Son günlerde Güney Kafkasya konusunda ön plana çıkan birtakım
girişimler, Rusya'nın satranç tahtasında eşanlı hamleler yapma
hazırlığında olduğunu gösteriyor. Ne var ki, bu hamleler Güney
Kafkasya'daki hiçbir devletin tam olarak işine yarayabilecek
durumda değil. Rusya, bu hamleler ile bölgedeki ülkeler için
özellikle güvenlik anlamında çok şey yapıyormuş gibi görünmesine
karşın pratikte hiçbir şey yapıyor değil. Şimdi bu girişimlere
daha yakından bakalım.
Bilindiği gibi Rusya, Ermenistan'ın Dağlık Karabağ ve çevresindeki
Azeri rayonlarını işgali esnasında Ermeni Ordusu'na askeri anlamda
destek vermiş bir ülkedir. Rusya ile Ermenistan arasında 1992
yılında yapılmış bir antlaşmaya göre Ermeni topraklarında
konuşlandırılmış olan 102. Rus Askeri Üssü, bugüne değin tamamıyla
Rusya tarafından kontrol edilmiş ve Ermenistan'ın Azerbaycan
karşısındaki en önemli güvenlik önlemlerinden birini oluşturmuştu.
İşte, bu Rus Üssü bugün bir değiş-tokuşa konu olmak üzere. Rus
yetkililer, bu askeri üssü tamamıyla Ermenistan'a devrederek ve
Ermenistan'ı modern silahlar ve araçlar ile donatarak bu ülke ile
aralarındaki müttefiklik ilişkisini geliştirmek istiyorlar.
Aslında, bu tutum tamamıyla Azerbaycan'ın askeri kapasitesini
biraz olsun dengeleyip Dağlık Karabağ konusundaki Rus yanlısı
dengeyi muhafaza etmeye yönelik bir girişim.

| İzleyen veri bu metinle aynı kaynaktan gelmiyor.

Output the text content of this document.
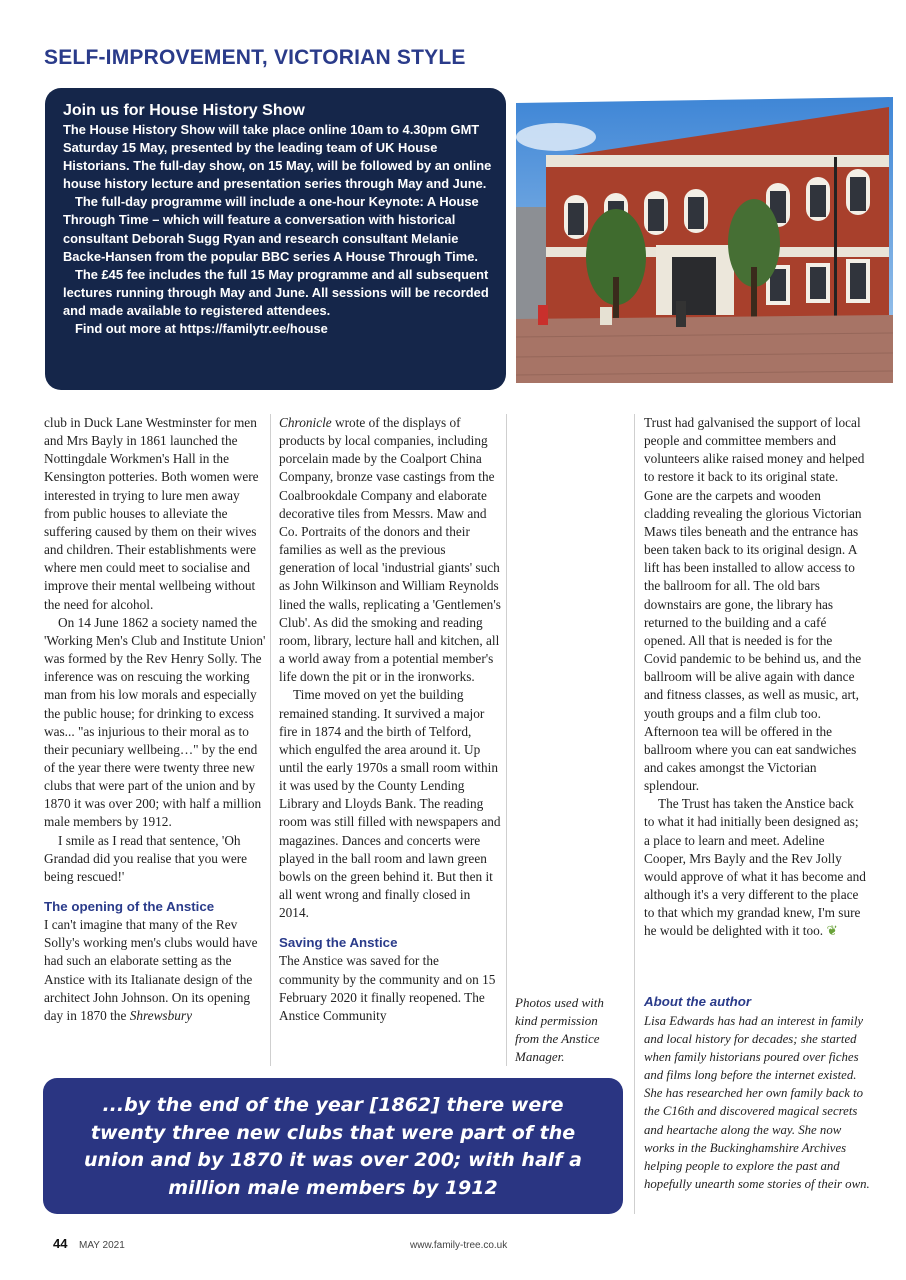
SELF-IMPROVEMENT, VICTORIAN STYLE
Join us for House History Show

The House History Show will take place online 10am to 4.30pm GMT Saturday 15 May, presented by the leading team of UK House Historians. The full-day show, on 15 May, will be followed by an online house history lecture and presentation series through May and June.

The full-day programme will include a one-hour Keynote: A House Through Time – which will feature a conversation with historical consultant Deborah Sugg Ryan and research consultant Melanie Backe-Hansen from the popular BBC series A House Through Time.

The £45 fee includes the full 15 May programme and all subsequent lectures running through May and June. All sessions will be recorded and made available to registered attendees.

Find out more at https://familytr.ee/house

club in Duck Lane Westminster for men and Mrs Bayly in 1861 launched the Nottingdale Workmen's Hall in the Kensington potteries. Both women were interested in trying to lure men away from public houses to alleviate the suffering caused by them on their wives and children. Their establishments were where men could meet to socialise and improve their mental wellbeing without the need for alcohol.

On 14 June 1862 a society named the 'Working Men's Club and Institute Union' was formed by the Rev Henry Solly. The inference was on rescuing the working man from his low morals and especially the public house; for drinking to excess was... "as injurious to their moral as to their pecuniary wellbeing…" by the end of the year there were twenty three new clubs that were part of the union and by 1870 it was over 200; with half a million male members by 1912.

I smile as I read that sentence, 'Oh Grandad did you realise that you were being rescued!'

The opening of the Anstice

I can't imagine that many of the Rev Solly's working men's clubs would have had such an elaborate setting as the Anstice with its Italianate design of the architect John Johnson. On its opening day in 1870 the Shrewsbury

Chronicle wrote of the displays of products by local companies, including porcelain made by the Coalport China Company, bronze vase castings from the Coalbrookdale Company and elaborate decorative tiles from Messrs. Maw and Co. Portraits of the donors and their families as well as the previous generation of local 'industrial giants' such as John Wilkinson and William Reynolds lined the walls, replicating a 'Gentlemen's Club'. As did the smoking and reading room, library, lecture hall and kitchen, all a world away from a potential member's life down the pit or in the ironworks.

Time moved on yet the building remained standing. It survived a major fire in 1874 and the birth of Telford, which engulfed the area around it. Up until the early 1970s a small room within it was used by the County Lending Library and Lloyds Bank. The reading room was still filled with newspapers and magazines. Dances and concerts were played in the ball room and lawn green bowls on the green behind it. But then it all went wrong and finally closed in 2014.

Saving the Anstice

The Anstice was saved for the community by the community and on 15 February 2020 it finally reopened. The Anstice Community

Photos used with kind permission from the Anstice Manager.

Trust had galvanised the support of local people and committee members and volunteers alike raised money and helped to restore it back to its original state. Gone are the carpets and wooden cladding revealing the glorious Victorian Maws tiles beneath and the entrance has been taken back to its original design. A lift has been installed to allow access to the ballroom for all. The old bars downstairs are gone, the library has returned to the building and a café opened. All that is needed is for the Covid pandemic to be behind us, and the ballroom will be alive again with dance and fitness classes, as well as music, art, youth groups and a film club too. Afternoon tea will be offered in the ballroom where you can eat sandwiches and cakes amongst the Victorian splendour.

The Trust has taken the Anstice back to what it had initially been designed as; a place to learn and meet. Adeline Cooper, Mrs Bayly and the Rev Jolly would approve of what it has become and although it's a very different to the place to that which my grandad knew, I'm sure he would be delighted with it too. ❦

About the author

Lisa Edwards has had an interest in family and local history for decades; she started when family historians poured over fiches and films long before the internet existed. She has researched her own family back to the C16th and discovered magical secrets and heartache along the way. She now works in the Buckinghamshire Archives helping people to explore the past and hopefully unearth some stories of their own.

...by the end of the year [1862] there were twenty three new clubs that were part of the union and by 1870 it was over 200; with half a million male members by 1912
44 MAY 2021	www.family-tree.co.uk
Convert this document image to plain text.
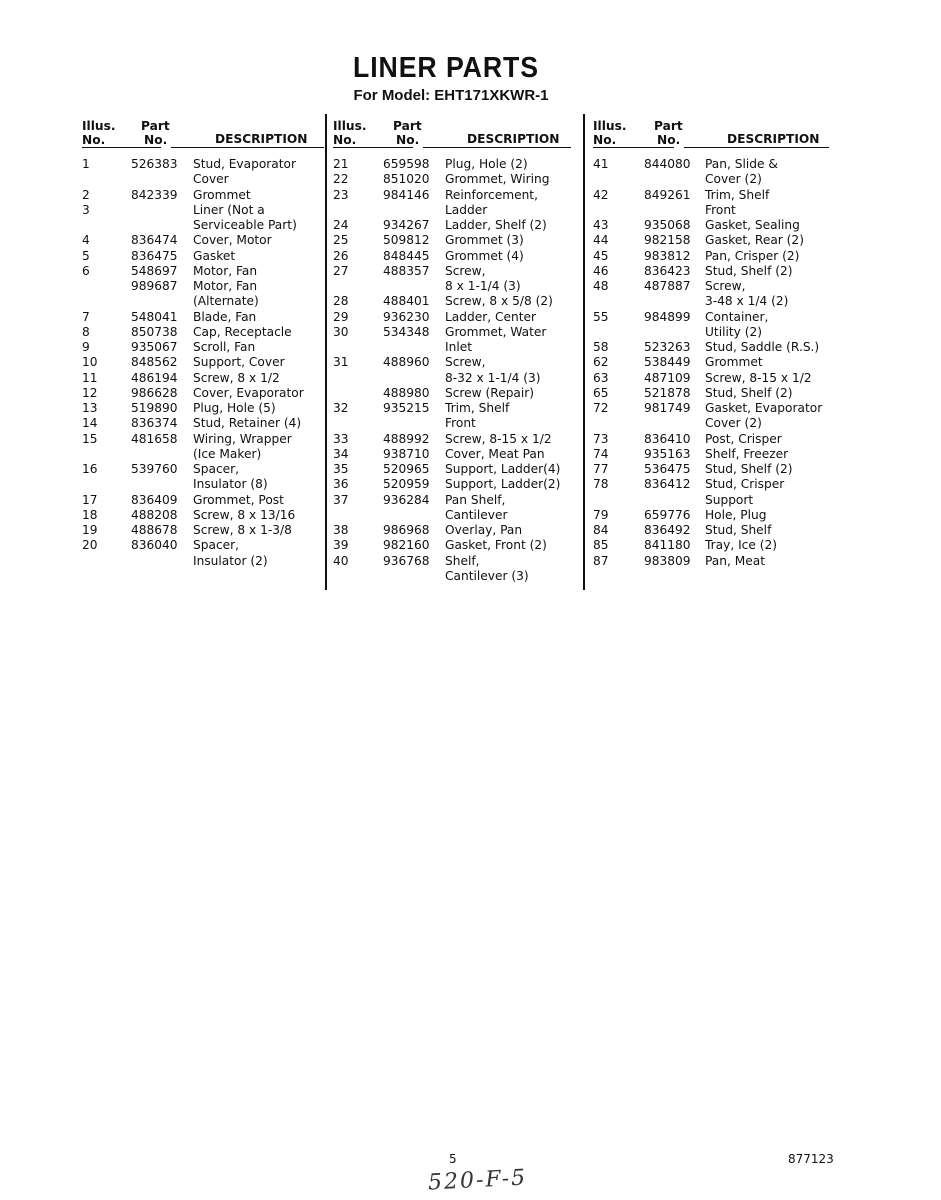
LINER PARTS
For Model: EHT171XKWR-1
Illus.
No.
Part
No.	DESCRIPTION
1	526383 Stud, Evaporator
Cover
2	842339 Grommet
3	Liner (Not a
Serviceable Part)
4	836474 Cover, Motor
5	836475 Gasket
6	548697 Motor, Fan
989687 Motor, Fan
(Alternate)
7	548041 Blade, Fan
8	850738 Cap, Receptacle
9	935067 Scroll, Fan
10	848562 Support, Cover
11	486194 Screw, 8 x 1/2
12	986628 Cover, Evaporator
13	519890 Plug, Hole (5)
14	836374 Stud, Retainer (4)
15	481658 Wiring, Wrapper
(Ice Maker)
16	539760 Spacer,
Insulator (8)
17	836409 Grommet, Post
18	488208 Screw, 8 x 13/16
19	488678 Screw, 8 x 1-3/8
20	836040 Spacer,
Insulator (2)
Illus.
No.
Part
No.	DESCRIPTION
21	659598 Plug, Hole (2)
22	851020 Grommet, Wiring
23	984146 Reinforcement,
Ladder
24	934267 Ladder, Shelf (2)
25	509812 Grommet (3)
26	848445 Grommet (4)
27	488357 Screw,
8 x 1-1/4 (3)
28	488401 Screw, 8 x 5/8 (2)
29	936230 Ladder, Center
30	534348 Grommet, Water
Inlet
31	488960 Screw,
8-32 x 1-1/4 (3)
488980 Screw (Repair)
32	935215 Trim, Shelf
Front
33	488992 Screw, 8-15 x 1/2
34	938710 Cover, Meat Pan
35	520965 Support, Ladder(4)
36	520959 Support, Ladder(2)
37	936284 Pan Shelf,
Cantilever
38	986968 Overlay, Pan
39	982160 Gasket, Front (2)
40	936768 Shelf,
Cantilever (3)
Illus.
No.
Part
No.	DESCRIPTION
41	844080 Pan, Slide &
Cover (2)
42	849261 Trim, Shelf
Front
43	935068 Gasket, Sealing
44	982158 Gasket, Rear (2)
45	983812 Pan, Crisper (2)
46	836423 Stud, Shelf (2)
48	487887 Screw,
3-48 x 1/4 (2)
55	984899 Container,
Utility (2)
58	523263 Stud, Saddle (R.S.)
62	538449 Grommet
63	487109 Screw, 8-15 x 1/2
65	521878 Stud, Shelf (2)
72	981749 Gasket, Evaporator
Cover (2)
73	836410 Post, Crisper
74	935163 Shelf, Freezer
77	536475 Stud, Shelf (2)
78	836412 Stud, Crisper
Support
79	659776 Hole, Plug
84	836492 Stud, Shelf
85	841180 Tray, Ice (2)
87	983809 Pan, Meat
5	877123
520-F-5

Rusya'nın bölgeye yönelik ikinci girişimi ise bu ülkenin denge
siyasetini çok net bir şekilde yansıtıyor. 102. Rus Askeri Üssü'nü
Ermeni Ordusu'na devredip bu ülkenin askeri kapasitesini de
geliştirmeye yönelmiş olan Rusya, Azerileri de kendisinden
uzaklaştırmamak ve mevcut statükoyu koruyabilmek amacıyla Azeri
Ordusu'na S-300 Füzeleri satmaya hazırlanıyor. Bu konuda her iki
taraf da oldukça ketum bir tutum takınsa da, diplomatik kaynaklar,
bu antlaşmanın imzalanmak üzere olduğunu belirtiyorlar. Ruslar,
böylece Azeriler ve Ermenileri biraz olsun heyecanlandırıp onların
ulusal gururlarını okşarken, diğer yandan da hiçbir şey
kaybetmeden kazanmanın zevkini tadıyorlar. Üstelik, bu aşamada
para dahi kazanıyorlar.
Doğrudan Rusya ile ilintili olmasa da bölgede gerçekleşmesi
beklenen bir diğer gelişme de Rusya'dan gelip Gürcistan'dan
geçerek Ermenistan'a ulaşan ve özellikle dünyadan izole konumdaki
Ermeniler için çok büyük önem taşıyan Mozdok-Tiflis-Erivan
Doğalgaz Boru Hattı'nın Gürcistan tarafından satılmak istenmesi.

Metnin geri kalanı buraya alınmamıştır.